The four horned cavalry saddle is a unique saddle in military history.  As far as we know this saddle has existed from the potentially the 1st century BC up until the 5-6 Century BC.  It is very difficult to say when the saddle was exactly first introduced and how it faded out.  We know that the saddle was introduced to the cavalry to add support to the rider during the rigours of combat.  The added support to the riders thighs act almost as stirrups do.  The rider is both locked in the front and in the rear of the saddle.  Thus offering a rider far more support than the previous cavalries had. 

What is not known is whether this saddle eventually had stirrups added to it and then it was phased out to the steppe saddle.  The base tree of this saddle is the same as base of the early steppe saddle.  So the eventual adding of stirrups and the removal of the horns seems to be a natural evolution.  This saddle is made to accommodate the option of adding stirrups to it. 

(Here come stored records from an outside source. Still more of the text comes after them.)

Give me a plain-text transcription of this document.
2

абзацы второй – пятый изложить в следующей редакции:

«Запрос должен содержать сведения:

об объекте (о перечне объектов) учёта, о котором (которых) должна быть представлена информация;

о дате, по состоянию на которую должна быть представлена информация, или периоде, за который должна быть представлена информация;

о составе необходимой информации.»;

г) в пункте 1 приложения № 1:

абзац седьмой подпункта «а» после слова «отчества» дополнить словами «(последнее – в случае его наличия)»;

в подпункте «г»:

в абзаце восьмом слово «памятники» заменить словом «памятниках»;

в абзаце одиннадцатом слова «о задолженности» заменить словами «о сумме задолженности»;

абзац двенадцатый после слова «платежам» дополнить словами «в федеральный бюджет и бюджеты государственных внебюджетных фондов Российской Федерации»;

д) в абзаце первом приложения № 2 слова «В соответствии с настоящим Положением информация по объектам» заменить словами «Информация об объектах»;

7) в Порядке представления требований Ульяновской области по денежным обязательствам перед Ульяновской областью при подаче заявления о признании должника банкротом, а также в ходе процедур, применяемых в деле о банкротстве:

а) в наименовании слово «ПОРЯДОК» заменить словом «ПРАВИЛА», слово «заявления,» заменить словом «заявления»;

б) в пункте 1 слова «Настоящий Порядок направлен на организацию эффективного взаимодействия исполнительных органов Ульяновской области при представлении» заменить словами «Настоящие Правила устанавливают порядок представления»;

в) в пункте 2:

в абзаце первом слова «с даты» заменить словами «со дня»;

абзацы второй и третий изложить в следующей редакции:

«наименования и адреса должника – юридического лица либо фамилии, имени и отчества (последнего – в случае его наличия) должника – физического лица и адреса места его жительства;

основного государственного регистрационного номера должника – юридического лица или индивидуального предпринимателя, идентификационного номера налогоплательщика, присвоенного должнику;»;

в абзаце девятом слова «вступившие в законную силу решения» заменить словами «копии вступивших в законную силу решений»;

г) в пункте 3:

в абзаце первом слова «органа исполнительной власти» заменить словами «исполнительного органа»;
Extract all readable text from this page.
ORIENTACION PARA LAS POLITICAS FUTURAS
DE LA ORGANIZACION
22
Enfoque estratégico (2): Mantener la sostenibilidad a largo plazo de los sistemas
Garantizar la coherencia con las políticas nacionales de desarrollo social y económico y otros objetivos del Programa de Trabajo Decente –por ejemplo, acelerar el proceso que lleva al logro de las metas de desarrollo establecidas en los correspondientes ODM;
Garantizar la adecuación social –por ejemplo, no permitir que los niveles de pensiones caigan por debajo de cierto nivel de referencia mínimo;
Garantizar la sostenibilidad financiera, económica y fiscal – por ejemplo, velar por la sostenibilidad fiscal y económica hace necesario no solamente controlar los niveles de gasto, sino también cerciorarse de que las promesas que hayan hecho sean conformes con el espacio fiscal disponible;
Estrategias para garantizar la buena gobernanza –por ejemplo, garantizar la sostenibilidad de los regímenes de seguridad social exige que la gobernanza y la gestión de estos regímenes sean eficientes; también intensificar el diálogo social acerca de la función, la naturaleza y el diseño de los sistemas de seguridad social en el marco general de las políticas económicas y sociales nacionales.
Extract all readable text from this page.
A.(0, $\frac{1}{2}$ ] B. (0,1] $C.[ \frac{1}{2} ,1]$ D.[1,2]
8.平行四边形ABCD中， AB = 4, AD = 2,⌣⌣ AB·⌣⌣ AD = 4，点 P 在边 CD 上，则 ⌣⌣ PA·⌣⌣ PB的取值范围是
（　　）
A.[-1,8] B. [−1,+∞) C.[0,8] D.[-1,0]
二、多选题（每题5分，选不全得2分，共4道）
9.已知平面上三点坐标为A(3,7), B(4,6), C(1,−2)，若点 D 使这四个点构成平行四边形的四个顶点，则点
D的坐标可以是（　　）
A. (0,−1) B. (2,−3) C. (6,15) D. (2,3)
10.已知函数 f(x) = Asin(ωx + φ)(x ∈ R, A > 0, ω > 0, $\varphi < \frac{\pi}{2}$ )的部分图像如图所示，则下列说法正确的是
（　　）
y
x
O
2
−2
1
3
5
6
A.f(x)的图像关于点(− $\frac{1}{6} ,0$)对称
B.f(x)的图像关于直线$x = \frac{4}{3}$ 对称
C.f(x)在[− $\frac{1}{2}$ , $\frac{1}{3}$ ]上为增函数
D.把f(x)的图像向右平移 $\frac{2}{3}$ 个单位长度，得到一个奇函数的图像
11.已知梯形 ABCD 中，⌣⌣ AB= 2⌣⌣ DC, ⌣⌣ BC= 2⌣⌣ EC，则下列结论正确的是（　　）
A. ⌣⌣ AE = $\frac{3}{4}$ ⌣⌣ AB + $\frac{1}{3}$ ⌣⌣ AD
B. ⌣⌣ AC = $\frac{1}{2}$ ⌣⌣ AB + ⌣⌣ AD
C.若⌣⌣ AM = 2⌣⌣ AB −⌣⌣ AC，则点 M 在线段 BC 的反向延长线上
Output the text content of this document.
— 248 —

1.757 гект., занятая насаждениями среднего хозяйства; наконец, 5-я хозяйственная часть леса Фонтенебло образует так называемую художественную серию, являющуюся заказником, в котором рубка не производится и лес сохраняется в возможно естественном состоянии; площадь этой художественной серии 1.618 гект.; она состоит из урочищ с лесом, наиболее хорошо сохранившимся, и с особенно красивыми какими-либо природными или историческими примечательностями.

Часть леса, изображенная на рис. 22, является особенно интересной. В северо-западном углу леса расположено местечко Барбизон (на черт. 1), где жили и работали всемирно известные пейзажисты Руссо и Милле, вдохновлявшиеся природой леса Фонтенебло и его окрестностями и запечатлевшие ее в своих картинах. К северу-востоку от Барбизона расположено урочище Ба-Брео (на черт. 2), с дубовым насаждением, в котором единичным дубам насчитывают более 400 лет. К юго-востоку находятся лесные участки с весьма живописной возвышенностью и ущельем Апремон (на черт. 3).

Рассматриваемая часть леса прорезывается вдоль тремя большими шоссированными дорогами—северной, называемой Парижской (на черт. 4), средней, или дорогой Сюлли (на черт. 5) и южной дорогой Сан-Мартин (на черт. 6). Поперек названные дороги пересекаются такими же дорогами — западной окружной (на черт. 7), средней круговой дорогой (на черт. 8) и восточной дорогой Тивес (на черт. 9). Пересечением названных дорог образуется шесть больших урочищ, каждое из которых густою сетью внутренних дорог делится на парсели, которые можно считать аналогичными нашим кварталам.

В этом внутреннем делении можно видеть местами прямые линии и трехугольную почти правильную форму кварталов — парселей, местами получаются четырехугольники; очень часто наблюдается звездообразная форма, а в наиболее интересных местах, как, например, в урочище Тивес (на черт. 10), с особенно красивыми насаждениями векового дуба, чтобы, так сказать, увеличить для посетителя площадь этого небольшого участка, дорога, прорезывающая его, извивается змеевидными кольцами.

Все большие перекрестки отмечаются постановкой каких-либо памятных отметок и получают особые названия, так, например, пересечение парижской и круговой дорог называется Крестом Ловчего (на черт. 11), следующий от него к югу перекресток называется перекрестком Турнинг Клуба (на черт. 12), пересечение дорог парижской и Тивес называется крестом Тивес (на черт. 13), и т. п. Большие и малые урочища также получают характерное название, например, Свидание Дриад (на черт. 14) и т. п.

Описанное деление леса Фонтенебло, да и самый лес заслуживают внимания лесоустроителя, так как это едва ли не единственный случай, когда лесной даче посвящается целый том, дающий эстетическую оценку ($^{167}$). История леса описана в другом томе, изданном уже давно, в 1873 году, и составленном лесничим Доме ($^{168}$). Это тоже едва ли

The Sassanian and Roman Four Horned saddle is also used by other cultures and also referred to as the Celtic Saddle as well.  It is unclear where this saddle first appeared.  But the evolution of equestrian equipment seems to primarily focus on the regions of north west India, Iran and the Steppe areas of Southern Russia and migrate west.  Regardless, this saddle is a representation of a hard framed four horn saddle used by Persian, Roman and Celtic Cavalries.